Le propriétaire a laissé en plan l’usine Atlantic Seafood Sauce Company de St. Mary’s, à Terre-Neuve-et-Labrador, à la suite de longues batailles juridiques concernant des plaintes sur la sécurité des aliments.

Une ville tourmentée par l’odeur d’une usine de fruits de mer à l’abandon

SAINT-JEAN, T.-N.-L. — Une ville de Terre-Neuve est tourmentée par l’odeur insupportable de sauce aux fruits de mer laissée à fermenter dans de grandes cuves après l’abandon d’une usine il y a plus de dix ans.

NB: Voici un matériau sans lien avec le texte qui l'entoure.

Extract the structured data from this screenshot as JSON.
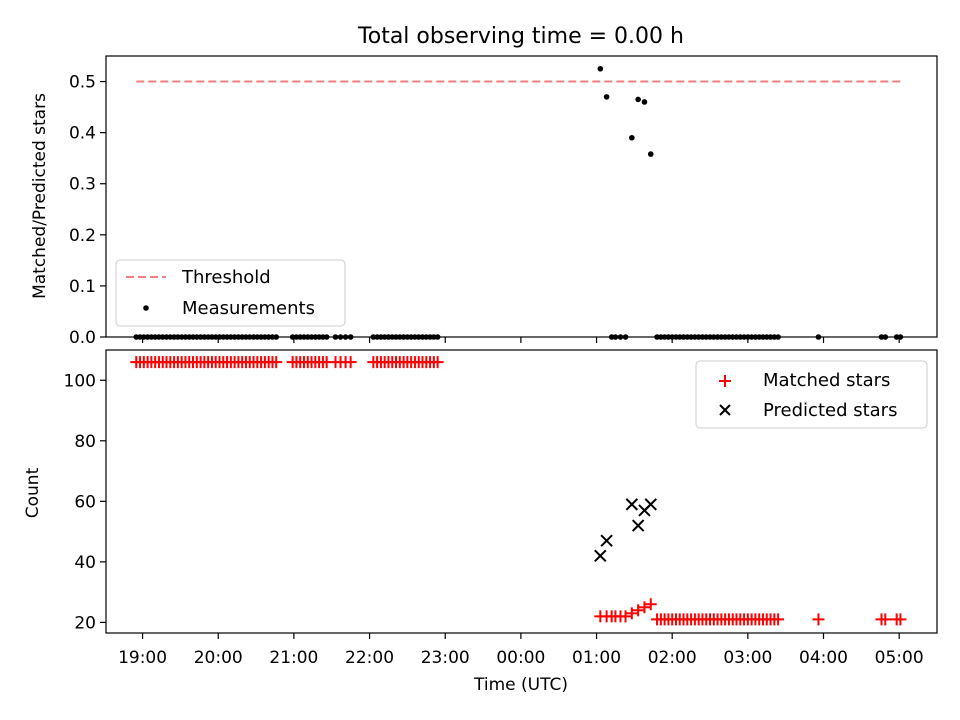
{
  "title": "Total observing time = 0.00 h",
  "colors": {
    "threshold": "#f08080",
    "measurements": "#000000",
    "matched": "#ff0000",
    "predicted": "#000000"
  },
  "chart_data": [
    {
      "type": "scatter",
      "panel": "top",
      "ylabel": "Matched/Predicted stars",
      "xlabel": "",
      "xlim": [
        "18:31",
        "05:30"
      ],
      "ylim": [
        0,
        0.55
      ],
      "yticks": [
        0.0,
        0.1,
        0.2,
        0.3,
        0.4,
        0.5
      ],
      "ytick_labels": [
        "0.0",
        "0.1",
        "0.2",
        "0.3",
        "0.4",
        "0.5"
      ],
      "legend": {
        "location": "lower left",
        "entries": [
          "Threshold",
          "Measurements"
        ]
      },
      "threshold": {
        "name": "Threshold",
        "value": 0.5,
        "x_range": [
          "18:55",
          "05:01"
        ],
        "style": "dashed"
      },
      "series": [
        {
          "name": "Measurements",
          "marker": "dot",
          "points": [
            [
              "18:55",
              0
            ],
            [
              "18:58",
              0
            ],
            [
              "19:01",
              0
            ],
            [
              "19:04",
              0
            ],
            [
              "19:07",
              0
            ],
            [
              "19:10",
              0
            ],
            [
              "19:13",
              0
            ],
            [
              "19:16",
              0
            ],
            [
              "19:19",
              0
            ],
            [
              "19:22",
              0
            ],
            [
              "19:25",
              0
            ],
            [
              "19:28",
              0
            ],
            [
              "19:31",
              0
            ],
            [
              "19:34",
              0
            ],
            [
              "19:37",
              0
            ],
            [
              "19:40",
              0
            ],
            [
              "19:43",
              0
            ],
            [
              "19:46",
              0
            ],
            [
              "19:49",
              0
            ],
            [
              "19:52",
              0
            ],
            [
              "19:55",
              0
            ],
            [
              "19:58",
              0
            ],
            [
              "20:01",
              0
            ],
            [
              "20:04",
              0
            ],
            [
              "20:07",
              0
            ],
            [
              "20:10",
              0
            ],
            [
              "20:13",
              0
            ],
            [
              "20:16",
              0
            ],
            [
              "20:19",
              0
            ],
            [
              "20:22",
              0
            ],
            [
              "20:25",
              0
            ],
            [
              "20:28",
              0
            ],
            [
              "20:31",
              0
            ],
            [
              "20:34",
              0
            ],
            [
              "20:37",
              0
            ],
            [
              "20:40",
              0
            ],
            [
              "20:43",
              0
            ],
            [
              "20:46",
              0
            ],
            [
              "20:59",
              0
            ],
            [
              "21:02",
              0
            ],
            [
              "21:05",
              0
            ],
            [
              "21:08",
              0
            ],
            [
              "21:11",
              0
            ],
            [
              "21:14",
              0
            ],
            [
              "21:17",
              0
            ],
            [
              "21:20",
              0
            ],
            [
              "21:23",
              0
            ],
            [
              "21:26",
              0
            ],
            [
              "21:33",
              0
            ],
            [
              "21:37",
              0
            ],
            [
              "21:41",
              0
            ],
            [
              "21:45",
              0
            ],
            [
              "22:03",
              0
            ],
            [
              "22:06",
              0
            ],
            [
              "22:09",
              0
            ],
            [
              "22:12",
              0
            ],
            [
              "22:15",
              0
            ],
            [
              "22:18",
              0
            ],
            [
              "22:21",
              0
            ],
            [
              "22:24",
              0
            ],
            [
              "22:27",
              0
            ],
            [
              "22:30",
              0
            ],
            [
              "22:33",
              0
            ],
            [
              "22:36",
              0
            ],
            [
              "22:39",
              0
            ],
            [
              "22:42",
              0
            ],
            [
              "22:45",
              0
            ],
            [
              "22:48",
              0
            ],
            [
              "22:51",
              0
            ],
            [
              "22:54",
              0
            ],
            [
              "01:03",
              0.525
            ],
            [
              "01:08",
              0.47
            ],
            [
              "01:12",
              0
            ],
            [
              "01:15",
              0
            ],
            [
              "01:19",
              0
            ],
            [
              "01:23",
              0
            ],
            [
              "01:28",
              0.39
            ],
            [
              "01:33",
              0.465
            ],
            [
              "01:38",
              0.46
            ],
            [
              "01:43",
              0.358
            ],
            [
              "01:48",
              0
            ],
            [
              "01:51",
              0
            ],
            [
              "01:54",
              0
            ],
            [
              "01:57",
              0
            ],
            [
              "02:00",
              0
            ],
            [
              "02:03",
              0
            ],
            [
              "02:06",
              0
            ],
            [
              "02:09",
              0
            ],
            [
              "02:12",
              0
            ],
            [
              "02:15",
              0
            ],
            [
              "02:18",
              0
            ],
            [
              "02:21",
              0
            ],
            [
              "02:24",
              0
            ],
            [
              "02:27",
              0
            ],
            [
              "02:30",
              0
            ],
            [
              "02:33",
              0
            ],
            [
              "02:36",
              0
            ],
            [
              "02:39",
              0
            ],
            [
              "02:42",
              0
            ],
            [
              "02:45",
              0
            ],
            [
              "02:48",
              0
            ],
            [
              "02:51",
              0
            ],
            [
              "02:54",
              0
            ],
            [
              "02:57",
              0
            ],
            [
              "03:00",
              0
            ],
            [
              "03:03",
              0
            ],
            [
              "03:06",
              0
            ],
            [
              "03:09",
              0
            ],
            [
              "03:12",
              0
            ],
            [
              "03:15",
              0
            ],
            [
              "03:18",
              0
            ],
            [
              "03:21",
              0
            ],
            [
              "03:24",
              0
            ],
            [
              "03:56",
              0
            ],
            [
              "04:46",
              0
            ],
            [
              "04:49",
              0
            ],
            [
              "04:58",
              0
            ],
            [
              "05:01",
              0
            ]
          ]
        }
      ]
    },
    {
      "type": "scatter",
      "panel": "bottom",
      "ylabel": "Count",
      "xlabel": "Time (UTC)",
      "xlim": [
        "18:31",
        "05:30"
      ],
      "ylim": [
        16.5,
        110
      ],
      "yticks": [
        20,
        40,
        60,
        80,
        100
      ],
      "ytick_labels": [
        "20",
        "40",
        "60",
        "80",
        "100"
      ],
      "xticks": [
        "19:00",
        "20:00",
        "21:00",
        "22:00",
        "23:00",
        "00:00",
        "01:00",
        "02:00",
        "03:00",
        "04:00",
        "05:00"
      ],
      "legend": {
        "location": "upper right",
        "entries": [
          "Matched stars",
          "Predicted stars"
        ]
      },
      "series": [
        {
          "name": "Matched stars",
          "marker": "plus",
          "points": [
            [
              "18:55",
              106
            ],
            [
              "18:58",
              106
            ],
            [
              "19:01",
              106
            ],
            [
              "19:04",
              106
            ],
            [
              "19:07",
              106
            ],
            [
              "19:10",
              106
            ],
            [
              "19:13",
              106
            ],
            [
              "19:16",
              106
            ],
            [
              "19:19",
              106
            ],
            [
              "19:22",
              106
            ],
            [
              "19:25",
              106
            ],
            [
              "19:28",
              106
            ],
            [
              "19:31",
              106
            ],
            [
              "19:34",
              106
            ],
            [
              "19:37",
              106
            ],
            [
              "19:40",
              106
            ],
            [
              "19:43",
              106
            ],
            [
              "19:46",
              106
            ],
            [
              "19:49",
              106
            ],
            [
              "19:52",
              106
            ],
            [
              "19:55",
              106
            ],
            [
              "19:58",
              106
            ],
            [
              "20:01",
              106
            ],
            [
              "20:04",
              106
            ],
            [
              "20:07",
              106
            ],
            [
              "20:10",
              106
            ],
            [
              "20:13",
              106
            ],
            [
              "20:16",
              106
            ],
            [
              "20:19",
              106
            ],
            [
              "20:22",
              106
            ],
            [
              "20:25",
              106
            ],
            [
              "20:28",
              106
            ],
            [
              "20:31",
              106
            ],
            [
              "20:34",
              106
            ],
            [
              "20:37",
              106
            ],
            [
              "20:40",
              106
            ],
            [
              "20:43",
              106
            ],
            [
              "20:46",
              106
            ],
            [
              "20:59",
              106
            ],
            [
              "21:02",
              106
            ],
            [
              "21:05",
              106
            ],
            [
              "21:08",
              106
            ],
            [
              "21:11",
              106
            ],
            [
              "21:14",
              106
            ],
            [
              "21:17",
              106
            ],
            [
              "21:20",
              106
            ],
            [
              "21:23",
              106
            ],
            [
              "21:26",
              106
            ],
            [
              "21:33",
              106
            ],
            [
              "21:37",
              106
            ],
            [
              "21:41",
              106
            ],
            [
              "21:45",
              106
            ],
            [
              "22:03",
              106
            ],
            [
              "22:06",
              106
            ],
            [
              "22:09",
              106
            ],
            [
              "22:12",
              106
            ],
            [
              "22:15",
              106
            ],
            [
              "22:18",
              106
            ],
            [
              "22:21",
              106
            ],
            [
              "22:24",
              106
            ],
            [
              "22:27",
              106
            ],
            [
              "22:30",
              106
            ],
            [
              "22:33",
              106
            ],
            [
              "22:36",
              106
            ],
            [
              "22:39",
              106
            ],
            [
              "22:42",
              106
            ],
            [
              "22:45",
              106
            ],
            [
              "22:48",
              106
            ],
            [
              "22:51",
              106
            ],
            [
              "22:54",
              106
            ],
            [
              "01:03",
              22
            ],
            [
              "01:08",
              22
            ],
            [
              "01:12",
              22
            ],
            [
              "01:15",
              22
            ],
            [
              "01:19",
              22
            ],
            [
              "01:23",
              22
            ],
            [
              "01:28",
              23
            ],
            [
              "01:33",
              24
            ],
            [
              "01:38",
              25
            ],
            [
              "01:43",
              26
            ],
            [
              "01:48",
              21
            ],
            [
              "01:51",
              21
            ],
            [
              "01:54",
              21
            ],
            [
              "01:57",
              21
            ],
            [
              "02:00",
              21
            ],
            [
              "02:03",
              21
            ],
            [
              "02:06",
              21
            ],
            [
              "02:09",
              21
            ],
            [
              "02:12",
              21
            ],
            [
              "02:15",
              21
            ],
            [
              "02:18",
              21
            ],
            [
              "02:21",
              21
            ],
            [
              "02:24",
              21
            ],
            [
              "02:27",
              21
            ],
            [
              "02:30",
              21
            ],
            [
              "02:33",
              21
            ],
            [
              "02:36",
              21
            ],
            [
              "02:39",
              21
            ],
            [
              "02:42",
              21
            ],
            [
              "02:45",
              21
            ],
            [
              "02:48",
              21
            ],
            [
              "02:51",
              21
            ],
            [
              "02:54",
              21
            ],
            [
              "02:57",
              21
            ],
            [
              "03:00",
              21
            ],
            [
              "03:03",
              21
            ],
            [
              "03:06",
              21
            ],
            [
              "03:09",
              21
            ],
            [
              "03:12",
              21
            ],
            [
              "03:15",
              21
            ],
            [
              "03:18",
              21
            ],
            [
              "03:21",
              21
            ],
            [
              "03:24",
              21
            ],
            [
              "03:56",
              21
            ],
            [
              "04:46",
              21
            ],
            [
              "04:49",
              21
            ],
            [
              "04:58",
              21
            ],
            [
              "05:01",
              21
            ]
          ]
        },
        {
          "name": "Predicted stars",
          "marker": "x",
          "points": [
            [
              "01:03",
              42
            ],
            [
              "01:08",
              47
            ],
            [
              "01:28",
              59
            ],
            [
              "01:33",
              52
            ],
            [
              "01:38",
              57
            ],
            [
              "01:43",
              59
            ]
          ]
        }
      ]
    }
  ]
}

Le propriétaire a laissé en plan l’usine Atlantic Seafood Sauce Company de St. Mary’s, à Terre-Neuve-et-Labrador, à la suite de longues batailles juridiques concernant des plaintes sur la sécurité des aliments.

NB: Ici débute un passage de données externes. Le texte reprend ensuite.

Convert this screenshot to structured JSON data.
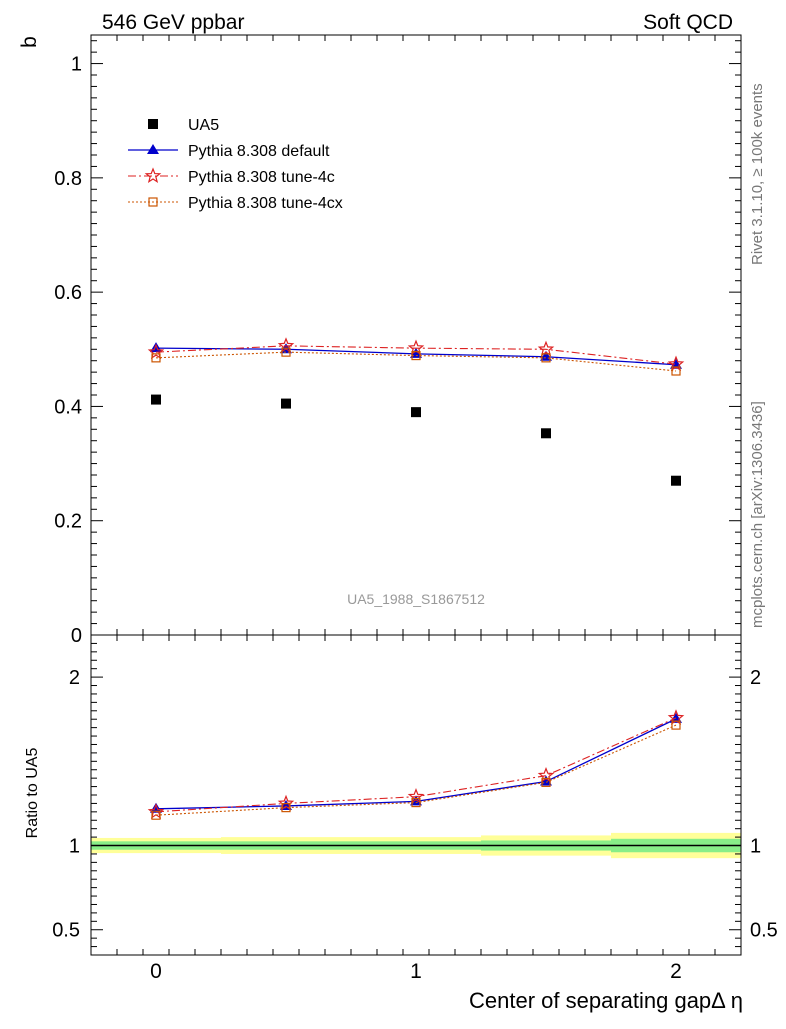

Une grande partie de la sauce n’a jamais été mise en bouteille ou vendue, et le mélange de capelan, de hareng, d’eau et de sel a fermenté dans les 147 cuves depuis ce temps.

Chaque conteneur peut renfermer environ 12 500 litres de sauce, qui s’est en grande partie solidifiée dans les réservoirs et s’est répandue sur le sol au fil des ans.

Le maire adjoint Steve Ryan a parlé en entrevue d’une odeur «nauséabonde» commençant à être «insupportable».

M. Ryan a souligné la présence, à un demi-kilomètre, d’une cour de récréation et d’une école, et a ajouté que certains résidants habitent à quelques dizaines de mètres de l’usine.

Beaucoup de membres de la localité de moins de 400 habitants située près de la pointe sud-ouest de Terre-Neuve estiment que l’usine en décomposition présente un danger important pour la santé.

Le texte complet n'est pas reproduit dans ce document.